1978 film by Lamont Johnson

Somebody Killed Her Husband is a 1978 American comedy–mystery film directed by Lamont Johnson and written by Reginald Rose. It starred Farrah Fawcett and Jeff Bridges. Also in the cast were John Wood, Tammy Grimes and John Glover.

==Plot==
The film is set in Manhattan, New York City. The plot concerns the efforts of a woman (Fawcett) and her lover (Bridges) to find the murderer of her husband before they are accused of it themselves. The story's climax takes place in the toy department and Santa's house of Macy's famous department store. Reginald Rose's screenplay was nominated for an Edgar Allan Poe Award.
Strewn throughout this story are clues that implicate real elements of the former President Richard Nixon's activities regarding Watergate and are followed by Bridges' and Fawcett's characters throughout the movie to find out who killed her husband.

==Cast==
- Farrah Fawcett – Jenny Moore (as Farrah Fawcett-Majors)
- Jeff Bridges – Jerry Green
- John Wood – Ernest Van Santen
- Tammy Grimes – Audrey Van Santen
- John Glover – Herbert Little
- Patricia Elliott – Helene
- Mary McCarty – Flora
- Laurence Guittard – Preston Moore
- Vincent Robert Santa Lucia – Benjamin
- Beeson Carroll – Frank Danziger
- Eddie Lawrence – Other Neighbor
- Arthur Rhyris – Customer
- Jean-Pierre Stewart – Man in Beret
- Terri DuHaime – Lulu's Mother
- Sands Hall – Girl Typist

==Production==
Martin Poll acquired the script from Reginald Rose in 1976.

Farrah Fawcett had become a star on Charlie's Angels but quit the show. Charlie's Angels producers were suing her. Paramount wanted Fawcett for the lead in Foul Play but were reluctant to hire her with a lawsuit hanging over her head. Poll however signed her to make Somebody Killed Her Husband for a fee of nearly $1 million.

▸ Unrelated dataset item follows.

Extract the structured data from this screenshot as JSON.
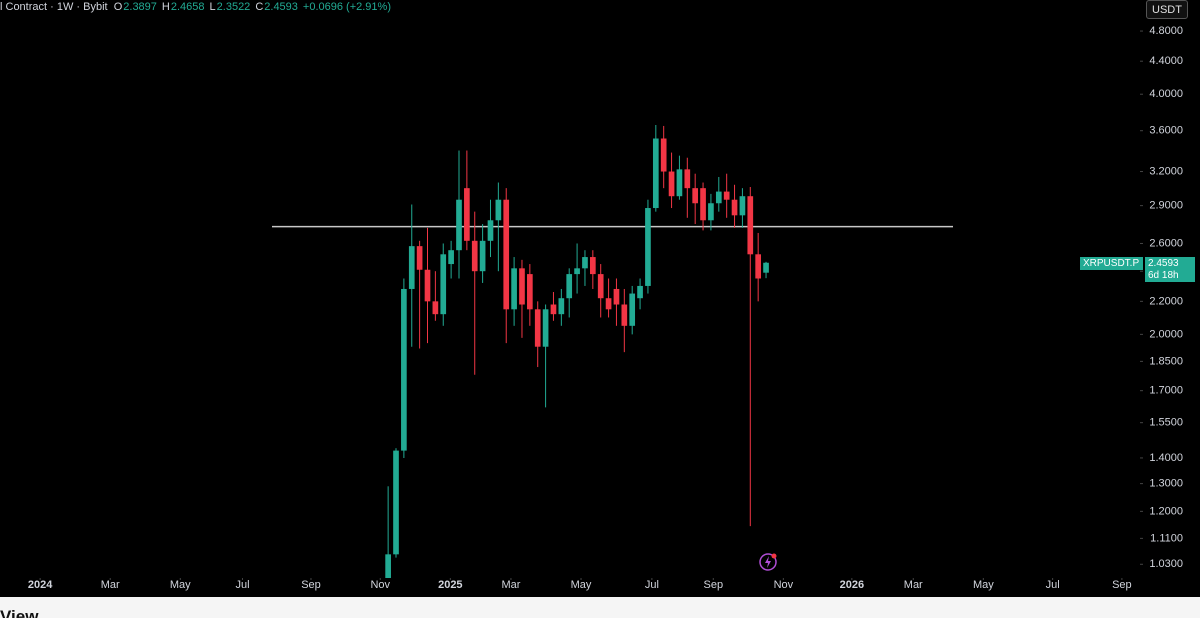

Filming took place in November 1977. The budget was a reported $4.5 million.

==Release==
The film was not a big hit but Melvin Simon made a $2 million profit by pre-selling the film. He presold it to TV for $3.5 million, sold the foreign rights for $1.8 million, got an advance from Columbia for $1 million and sold TV syndication rights for $850,000. Shortly after the film was released, Who Is Killing the Great Chefs of Europe? came out, which originally was going to be titled Someone Is Killing the Great Chefs of Europe?, but the title was changed to avoid confusion between the two films.

==Reception==

Reviews for the film were poor. Roger Ebert gave the film 2/4 stars and claimed the leads had no chemistry and by the end of the film "We’ve long since ceased to have much interest." Time Out described the film as a "leaden comedy-thriller". Bernard Drew of The San Bernardino Sun claimed the film "won't be recalled ten weeks from now."